Ora, sendo o talento o equivalente a seis mil denários e o denário o pagamento de um dia de trabalho, concluímos que o homem devia 60 milhões de dias de trabalho. Numa conta fácil concluímos que para pagar isso, deveria trabalhar todos os dias por 165 mil anos. IMPAGÁVEL! Que grande misericórdia lhe foi conferida.
A questão do juízo.
A parábola também fala de juízo. Tão grande misericórdia e perdão demonstrados exigem dos seus beneficiados uma resposta, no mínimo, coerente.
Quando o homem é chamado de volta ao rei, além da repreensão duríssima (“servo malvado”), o rei confronta a incoerência da sua atitude: “não devias tu, igualmente, compadecer-te do teu conservo?”
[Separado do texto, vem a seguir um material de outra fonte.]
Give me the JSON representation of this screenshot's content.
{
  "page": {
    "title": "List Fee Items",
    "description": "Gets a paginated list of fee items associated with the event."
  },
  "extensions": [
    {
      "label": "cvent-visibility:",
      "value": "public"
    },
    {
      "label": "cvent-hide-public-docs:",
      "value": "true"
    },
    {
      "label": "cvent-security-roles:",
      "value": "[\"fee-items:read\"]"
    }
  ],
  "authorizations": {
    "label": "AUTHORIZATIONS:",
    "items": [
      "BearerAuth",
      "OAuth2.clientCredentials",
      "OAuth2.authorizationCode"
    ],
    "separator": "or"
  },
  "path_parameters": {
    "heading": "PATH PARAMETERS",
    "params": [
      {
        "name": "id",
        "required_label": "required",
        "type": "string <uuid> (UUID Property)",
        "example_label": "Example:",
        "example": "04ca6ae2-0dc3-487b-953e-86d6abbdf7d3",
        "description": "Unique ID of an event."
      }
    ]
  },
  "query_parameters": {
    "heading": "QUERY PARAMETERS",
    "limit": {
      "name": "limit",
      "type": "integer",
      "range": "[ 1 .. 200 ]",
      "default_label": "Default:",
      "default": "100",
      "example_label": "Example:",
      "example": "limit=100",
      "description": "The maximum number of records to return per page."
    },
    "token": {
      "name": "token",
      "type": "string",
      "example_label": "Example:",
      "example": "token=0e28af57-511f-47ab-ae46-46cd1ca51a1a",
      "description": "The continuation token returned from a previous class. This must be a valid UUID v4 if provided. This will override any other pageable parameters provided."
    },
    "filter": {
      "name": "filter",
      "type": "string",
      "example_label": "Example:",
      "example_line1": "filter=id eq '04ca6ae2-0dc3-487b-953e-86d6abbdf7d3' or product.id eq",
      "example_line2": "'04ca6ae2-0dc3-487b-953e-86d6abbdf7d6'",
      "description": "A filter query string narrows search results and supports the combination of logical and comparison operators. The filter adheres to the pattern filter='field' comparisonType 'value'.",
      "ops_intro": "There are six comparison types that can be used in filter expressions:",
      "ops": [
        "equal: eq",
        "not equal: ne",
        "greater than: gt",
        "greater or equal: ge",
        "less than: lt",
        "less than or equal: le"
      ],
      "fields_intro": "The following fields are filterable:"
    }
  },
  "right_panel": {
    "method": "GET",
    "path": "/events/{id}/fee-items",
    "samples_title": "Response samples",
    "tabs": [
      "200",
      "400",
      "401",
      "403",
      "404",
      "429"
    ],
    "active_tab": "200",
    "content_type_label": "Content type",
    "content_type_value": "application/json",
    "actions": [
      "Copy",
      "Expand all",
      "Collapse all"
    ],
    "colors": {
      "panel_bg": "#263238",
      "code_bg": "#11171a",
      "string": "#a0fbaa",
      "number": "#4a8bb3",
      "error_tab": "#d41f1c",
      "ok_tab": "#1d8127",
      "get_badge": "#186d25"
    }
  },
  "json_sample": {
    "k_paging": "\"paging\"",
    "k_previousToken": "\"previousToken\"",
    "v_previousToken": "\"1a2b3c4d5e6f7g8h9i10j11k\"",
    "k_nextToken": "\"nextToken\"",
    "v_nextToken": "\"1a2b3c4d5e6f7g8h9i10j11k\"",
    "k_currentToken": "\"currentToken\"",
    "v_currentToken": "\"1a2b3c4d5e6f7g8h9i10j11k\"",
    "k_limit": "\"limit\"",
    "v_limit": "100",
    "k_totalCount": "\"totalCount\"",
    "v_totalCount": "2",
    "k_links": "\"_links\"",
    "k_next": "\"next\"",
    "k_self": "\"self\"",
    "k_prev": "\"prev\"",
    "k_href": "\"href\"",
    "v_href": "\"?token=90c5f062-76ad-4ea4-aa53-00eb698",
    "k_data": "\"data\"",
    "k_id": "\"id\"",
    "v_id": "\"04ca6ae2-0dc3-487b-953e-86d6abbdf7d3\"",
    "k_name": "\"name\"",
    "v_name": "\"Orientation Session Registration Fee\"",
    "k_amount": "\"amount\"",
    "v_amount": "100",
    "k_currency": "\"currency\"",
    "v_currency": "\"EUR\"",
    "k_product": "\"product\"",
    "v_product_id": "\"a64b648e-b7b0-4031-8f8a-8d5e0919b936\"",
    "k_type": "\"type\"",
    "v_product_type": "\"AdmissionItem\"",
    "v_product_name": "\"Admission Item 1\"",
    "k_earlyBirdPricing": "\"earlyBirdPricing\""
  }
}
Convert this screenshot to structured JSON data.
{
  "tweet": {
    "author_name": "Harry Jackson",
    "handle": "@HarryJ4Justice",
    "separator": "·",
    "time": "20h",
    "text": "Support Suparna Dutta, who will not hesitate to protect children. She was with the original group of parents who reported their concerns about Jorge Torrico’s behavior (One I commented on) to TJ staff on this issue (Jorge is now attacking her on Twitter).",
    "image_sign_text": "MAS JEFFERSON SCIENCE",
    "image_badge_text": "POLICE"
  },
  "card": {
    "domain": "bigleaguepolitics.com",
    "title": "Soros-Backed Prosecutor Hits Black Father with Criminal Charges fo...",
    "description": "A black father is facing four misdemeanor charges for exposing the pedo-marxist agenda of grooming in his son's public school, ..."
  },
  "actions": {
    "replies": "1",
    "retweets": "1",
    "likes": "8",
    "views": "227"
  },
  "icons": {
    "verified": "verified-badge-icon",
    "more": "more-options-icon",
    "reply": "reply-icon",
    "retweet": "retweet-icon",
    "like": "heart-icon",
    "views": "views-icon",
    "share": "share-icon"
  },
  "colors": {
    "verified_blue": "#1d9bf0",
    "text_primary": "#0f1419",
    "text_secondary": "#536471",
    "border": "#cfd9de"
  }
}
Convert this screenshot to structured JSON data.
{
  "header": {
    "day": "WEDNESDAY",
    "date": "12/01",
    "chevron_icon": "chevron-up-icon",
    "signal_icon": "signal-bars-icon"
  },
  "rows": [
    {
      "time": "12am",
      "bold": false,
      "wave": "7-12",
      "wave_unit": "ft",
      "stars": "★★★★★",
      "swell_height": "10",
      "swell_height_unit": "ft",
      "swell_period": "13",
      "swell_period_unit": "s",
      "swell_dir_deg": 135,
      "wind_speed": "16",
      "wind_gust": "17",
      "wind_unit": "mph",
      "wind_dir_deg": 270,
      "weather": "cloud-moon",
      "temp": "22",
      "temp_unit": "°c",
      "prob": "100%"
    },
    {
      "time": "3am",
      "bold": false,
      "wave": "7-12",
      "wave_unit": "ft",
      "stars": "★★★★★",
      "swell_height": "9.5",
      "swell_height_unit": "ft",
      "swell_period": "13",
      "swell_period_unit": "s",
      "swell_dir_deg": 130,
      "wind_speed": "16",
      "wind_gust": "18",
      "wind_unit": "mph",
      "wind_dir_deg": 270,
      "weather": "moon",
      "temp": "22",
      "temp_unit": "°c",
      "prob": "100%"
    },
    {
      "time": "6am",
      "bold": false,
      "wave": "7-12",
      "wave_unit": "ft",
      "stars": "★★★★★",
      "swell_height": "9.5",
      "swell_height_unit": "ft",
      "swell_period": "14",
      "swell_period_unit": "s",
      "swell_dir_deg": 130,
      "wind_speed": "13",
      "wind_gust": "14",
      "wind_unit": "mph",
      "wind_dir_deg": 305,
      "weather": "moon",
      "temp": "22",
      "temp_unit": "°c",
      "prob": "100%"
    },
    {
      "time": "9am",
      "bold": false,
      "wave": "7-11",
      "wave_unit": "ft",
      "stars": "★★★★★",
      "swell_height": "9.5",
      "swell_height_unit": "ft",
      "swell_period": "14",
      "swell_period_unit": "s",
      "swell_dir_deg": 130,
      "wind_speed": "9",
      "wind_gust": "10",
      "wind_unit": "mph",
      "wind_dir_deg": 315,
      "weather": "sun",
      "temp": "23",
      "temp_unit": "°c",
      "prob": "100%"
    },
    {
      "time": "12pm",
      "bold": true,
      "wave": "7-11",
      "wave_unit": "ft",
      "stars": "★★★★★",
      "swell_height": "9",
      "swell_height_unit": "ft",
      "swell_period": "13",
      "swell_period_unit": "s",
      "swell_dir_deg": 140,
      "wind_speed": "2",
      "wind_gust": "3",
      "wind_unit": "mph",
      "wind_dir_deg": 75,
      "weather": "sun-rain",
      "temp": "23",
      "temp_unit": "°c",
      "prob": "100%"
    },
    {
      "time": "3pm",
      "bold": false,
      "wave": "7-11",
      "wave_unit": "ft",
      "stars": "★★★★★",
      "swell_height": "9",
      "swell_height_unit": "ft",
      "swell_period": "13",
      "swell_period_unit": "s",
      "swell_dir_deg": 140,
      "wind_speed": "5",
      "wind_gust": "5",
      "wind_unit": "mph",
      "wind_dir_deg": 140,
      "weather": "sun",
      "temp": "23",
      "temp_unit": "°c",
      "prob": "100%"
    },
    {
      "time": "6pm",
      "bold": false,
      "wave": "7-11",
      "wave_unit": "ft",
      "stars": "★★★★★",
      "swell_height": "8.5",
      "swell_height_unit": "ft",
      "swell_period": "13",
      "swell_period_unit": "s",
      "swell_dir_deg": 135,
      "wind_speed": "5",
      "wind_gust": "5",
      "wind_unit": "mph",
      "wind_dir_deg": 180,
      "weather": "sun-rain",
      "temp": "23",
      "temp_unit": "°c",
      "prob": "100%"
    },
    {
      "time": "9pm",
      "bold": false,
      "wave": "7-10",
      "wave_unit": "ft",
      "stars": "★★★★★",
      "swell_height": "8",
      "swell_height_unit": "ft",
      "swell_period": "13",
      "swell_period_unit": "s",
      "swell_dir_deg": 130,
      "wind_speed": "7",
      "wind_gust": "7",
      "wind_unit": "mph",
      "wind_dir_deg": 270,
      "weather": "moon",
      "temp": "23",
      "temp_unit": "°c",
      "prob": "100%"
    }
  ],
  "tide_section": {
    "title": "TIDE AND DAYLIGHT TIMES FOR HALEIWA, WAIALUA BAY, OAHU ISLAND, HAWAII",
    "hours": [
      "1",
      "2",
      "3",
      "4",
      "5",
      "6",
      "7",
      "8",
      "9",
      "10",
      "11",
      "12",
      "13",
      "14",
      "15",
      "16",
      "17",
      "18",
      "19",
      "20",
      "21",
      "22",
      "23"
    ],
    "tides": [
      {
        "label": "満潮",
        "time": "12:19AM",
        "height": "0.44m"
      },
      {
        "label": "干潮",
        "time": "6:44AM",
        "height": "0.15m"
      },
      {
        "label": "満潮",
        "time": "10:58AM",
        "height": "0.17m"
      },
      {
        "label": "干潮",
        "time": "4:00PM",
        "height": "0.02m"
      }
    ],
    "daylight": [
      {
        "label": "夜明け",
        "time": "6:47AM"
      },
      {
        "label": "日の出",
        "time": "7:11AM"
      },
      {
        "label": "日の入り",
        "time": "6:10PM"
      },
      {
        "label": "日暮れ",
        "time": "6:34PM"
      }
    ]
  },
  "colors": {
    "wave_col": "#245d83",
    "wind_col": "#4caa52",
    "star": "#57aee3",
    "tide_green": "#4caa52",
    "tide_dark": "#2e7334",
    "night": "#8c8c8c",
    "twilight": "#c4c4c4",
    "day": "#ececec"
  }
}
Fica claro que a misericórdia é pré-requisito de quem se diz discípulo de Jesus. A seriedade da nossa negligência em demonstrar perdão e misericórdia tem um preço. Há um claro alerta aqui sobre isso.
Mitos que sabotam o perdão.
Existem algumas premissas que, embora falsas, atrapalham e dificultam nossa capacidade de perdoar. São várias, mas mencionaremos apenas três:
a) O tempo resolverá tudo. Isso não é verdade.
Muita gente gostaria que fosse assim, mas lamento dizer que não é. Se há algo que o tempo por si só não resolve é a questão de mágoa no coração.
Podem passar décadas, a ferida continuará à espera do único remédio que a cicatrizará: O PERDÃO. Aliás, a recomendação bíblica é que as desavenças sejam resolvidas logo. Paulo diz: “não se ponha o sol sobre a vossa ira” (Ef 4.26). Em outras palavras: resolvam logo e não fiquem com raiva o dia inteiro.
b) O perdão é para o arrependido.
Só podemos perdoar quem se arrepende. Será assim? Esse é um mito muito forte. Ao agir assim estamos deixando as rédeas da nossa vida nas mãos de terceiros. E se a pessoa demorar 15 anos para se arrepender? E se ela não se arrepender nunca? Vamos carregar isso? Engasgando? Amargando?
Não é isso que aprendemos com Jesus. Então, o perdão pode e deve existir, independente do arrependimento da outra parte. Quando ela se arrepender, se ocorrer, o benefício será duplo.
c) Não posso perdoar. Ela não merece.
É verdade; mas, quem merece? Alguém merece? Seria melhor concluir assim: “ela ou ele não merece. Se merecesse seria mais fácil”. Mas a questão que envolve o perdão é que realmente é verdade que o ofensor não merece. Por isso a conta não fecha. Não vai fechar nunca. Quem precisa não merece, quem merece não precisa. Perdão é algo que oferecemos para quem não merece.